The steps in this section assume your server has previously been operating correctly and is now encountering an unexpected issue.
If you are having problems during server deployment then please see the section Server Deployment Issues within the Deployment Troubleshooting section.
Although we do our best to prevent it, it’s always a possibility that bugs or unusual VQL operations can cause the server to crash. Velociraptor has the ability to record the stacktrace to a log file if such conditions occur. This feature is enabled by default for the server.
Crashes should result in a “panic log” file being written to the logs
directory in the server datastore. This log file will include the time and date
in the file name, for example panic-2025-09-27T20_53_06+02_00.log.
Please submit this file, along with any additional information about what user actions might have caused the crash, to our developer team by opening a new issue on GitHub .
If you are experiencing poor server performance, we recommend that you review the Deployment > Server Performance and Monitoring page to better understand potential causes of performance issues in general.
If your deployment has grown significantly in size since the initial deployment then it may simply be a case of inadequate server resources. You could consider scaling up your server resources or for very large deployments you may decide to scale your system horizontally by turning it into a multi-frontend deployment .
Basic CPU and memory metrics for the server are displayed on the Dashboard page in the GUI.
If you encounter issues when collecting artifacts on the server (perhaps via the
API), you can use the Server.Monitor.Profile artifact to collect profile data.
This is similar to the process described in the section about
debugging a remote client
.



You can share the result of the collection by exporting and sharing it with the development team via Discord or GitHub issues.

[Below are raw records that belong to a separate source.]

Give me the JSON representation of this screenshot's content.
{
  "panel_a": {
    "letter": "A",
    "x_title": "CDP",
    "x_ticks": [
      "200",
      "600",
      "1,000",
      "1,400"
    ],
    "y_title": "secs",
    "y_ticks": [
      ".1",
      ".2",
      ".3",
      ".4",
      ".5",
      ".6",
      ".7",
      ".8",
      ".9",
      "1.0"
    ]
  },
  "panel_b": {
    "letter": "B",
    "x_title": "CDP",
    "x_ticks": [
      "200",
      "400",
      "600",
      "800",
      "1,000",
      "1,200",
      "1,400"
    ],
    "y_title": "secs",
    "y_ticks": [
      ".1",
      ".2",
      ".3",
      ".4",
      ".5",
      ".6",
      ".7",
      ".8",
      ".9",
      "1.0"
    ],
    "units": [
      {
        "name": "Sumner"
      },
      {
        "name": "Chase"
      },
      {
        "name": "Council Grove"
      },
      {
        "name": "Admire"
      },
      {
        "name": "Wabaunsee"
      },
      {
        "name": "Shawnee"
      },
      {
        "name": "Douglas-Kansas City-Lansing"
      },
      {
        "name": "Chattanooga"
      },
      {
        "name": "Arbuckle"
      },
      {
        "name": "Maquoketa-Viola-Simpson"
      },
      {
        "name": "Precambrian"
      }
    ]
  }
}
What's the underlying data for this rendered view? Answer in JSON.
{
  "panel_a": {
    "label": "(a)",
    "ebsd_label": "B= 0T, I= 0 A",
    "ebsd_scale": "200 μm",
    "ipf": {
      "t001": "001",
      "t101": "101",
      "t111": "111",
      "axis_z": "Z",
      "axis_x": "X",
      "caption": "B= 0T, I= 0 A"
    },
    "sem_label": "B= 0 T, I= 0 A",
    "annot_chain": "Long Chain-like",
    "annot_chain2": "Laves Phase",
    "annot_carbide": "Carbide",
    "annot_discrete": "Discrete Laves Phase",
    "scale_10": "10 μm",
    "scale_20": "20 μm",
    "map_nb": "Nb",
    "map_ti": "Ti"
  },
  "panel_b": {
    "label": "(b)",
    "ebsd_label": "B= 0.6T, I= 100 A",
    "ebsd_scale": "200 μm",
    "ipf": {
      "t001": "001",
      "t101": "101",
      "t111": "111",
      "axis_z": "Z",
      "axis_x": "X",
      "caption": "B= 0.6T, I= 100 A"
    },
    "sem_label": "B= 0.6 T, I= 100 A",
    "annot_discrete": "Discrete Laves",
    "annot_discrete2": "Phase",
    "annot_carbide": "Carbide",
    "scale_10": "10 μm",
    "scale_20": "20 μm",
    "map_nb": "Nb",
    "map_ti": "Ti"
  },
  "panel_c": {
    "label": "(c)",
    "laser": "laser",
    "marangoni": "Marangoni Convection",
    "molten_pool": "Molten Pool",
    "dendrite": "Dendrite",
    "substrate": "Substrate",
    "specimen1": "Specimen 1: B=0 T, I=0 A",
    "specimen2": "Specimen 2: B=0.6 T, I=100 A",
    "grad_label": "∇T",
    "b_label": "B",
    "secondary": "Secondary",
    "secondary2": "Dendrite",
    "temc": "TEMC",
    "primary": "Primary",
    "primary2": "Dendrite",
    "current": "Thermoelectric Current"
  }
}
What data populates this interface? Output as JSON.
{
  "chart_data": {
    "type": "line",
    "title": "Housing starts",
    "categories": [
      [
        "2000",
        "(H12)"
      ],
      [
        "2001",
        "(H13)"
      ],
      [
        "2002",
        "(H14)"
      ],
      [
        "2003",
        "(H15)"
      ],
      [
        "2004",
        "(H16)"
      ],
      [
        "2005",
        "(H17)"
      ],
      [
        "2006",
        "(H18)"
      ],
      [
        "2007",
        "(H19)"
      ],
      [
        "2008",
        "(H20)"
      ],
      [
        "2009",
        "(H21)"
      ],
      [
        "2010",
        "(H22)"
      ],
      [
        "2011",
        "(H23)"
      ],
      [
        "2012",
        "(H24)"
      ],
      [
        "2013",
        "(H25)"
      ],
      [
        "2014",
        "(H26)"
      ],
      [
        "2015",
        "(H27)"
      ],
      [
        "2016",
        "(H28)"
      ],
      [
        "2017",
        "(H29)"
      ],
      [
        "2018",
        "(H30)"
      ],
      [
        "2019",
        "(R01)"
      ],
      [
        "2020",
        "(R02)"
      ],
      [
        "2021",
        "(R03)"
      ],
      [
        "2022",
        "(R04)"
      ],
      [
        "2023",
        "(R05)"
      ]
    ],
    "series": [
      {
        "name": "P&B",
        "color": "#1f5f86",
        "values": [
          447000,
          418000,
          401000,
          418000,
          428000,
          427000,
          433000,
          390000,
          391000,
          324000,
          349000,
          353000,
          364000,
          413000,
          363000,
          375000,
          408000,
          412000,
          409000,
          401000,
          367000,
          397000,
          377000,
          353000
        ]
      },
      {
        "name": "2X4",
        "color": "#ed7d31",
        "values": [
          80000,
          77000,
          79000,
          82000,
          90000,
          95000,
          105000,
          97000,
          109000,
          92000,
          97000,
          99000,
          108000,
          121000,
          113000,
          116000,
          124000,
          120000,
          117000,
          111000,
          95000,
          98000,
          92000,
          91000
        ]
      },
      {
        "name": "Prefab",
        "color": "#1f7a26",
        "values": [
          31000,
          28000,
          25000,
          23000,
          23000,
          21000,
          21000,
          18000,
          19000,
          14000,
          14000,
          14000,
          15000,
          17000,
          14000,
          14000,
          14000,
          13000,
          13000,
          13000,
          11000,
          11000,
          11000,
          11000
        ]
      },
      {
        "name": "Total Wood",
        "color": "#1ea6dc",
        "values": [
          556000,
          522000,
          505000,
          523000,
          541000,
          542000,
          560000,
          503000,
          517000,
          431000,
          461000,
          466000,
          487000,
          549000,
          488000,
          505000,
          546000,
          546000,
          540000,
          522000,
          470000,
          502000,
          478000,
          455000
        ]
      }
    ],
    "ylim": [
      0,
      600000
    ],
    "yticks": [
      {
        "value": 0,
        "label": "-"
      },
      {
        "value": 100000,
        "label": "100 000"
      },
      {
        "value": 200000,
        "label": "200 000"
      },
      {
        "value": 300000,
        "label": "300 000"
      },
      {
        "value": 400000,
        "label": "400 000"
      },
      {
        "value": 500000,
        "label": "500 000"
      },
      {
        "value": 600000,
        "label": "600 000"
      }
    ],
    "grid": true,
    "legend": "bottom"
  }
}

Velociraptor exports many important metrics using the standard
Prometheus
library.
This information may be scraped from the
server’s monitoring endpoint, by default http://127.0.0.1:8003/metrics.
When Velociraptor is run in production it is often integrated with 3rd-party performance monitoring apps to monitor the server’s performance characteristics. This monitoring data can be helpful for understanding how a problem may have developed over time. We recommend that such monitoring be implemented for production systems.
You can change the port and bind address for the metrics server using the Monitoring.bind_port and Monitoring.bind_address settings.
You can either manually see program metrics using curl or configure an external system like Grafana or DataDog to periodically scrape these metrics.
curl http://127.0.0.1:8003/metrics | less
For more information about setting up Prometheus and Graphana, please see the Deployment > Server Performance and Monitoring page.
Velociraptor can write server event logs to disk and optionally also forward these to a remote syslog server. We recommend that you enable logging on production systems, ideally to a secure remote server, and that you also implement systems that allow for monitoring these logs and for searching them should the need arise.
Logging is configured via the server configuration file’s Logging section.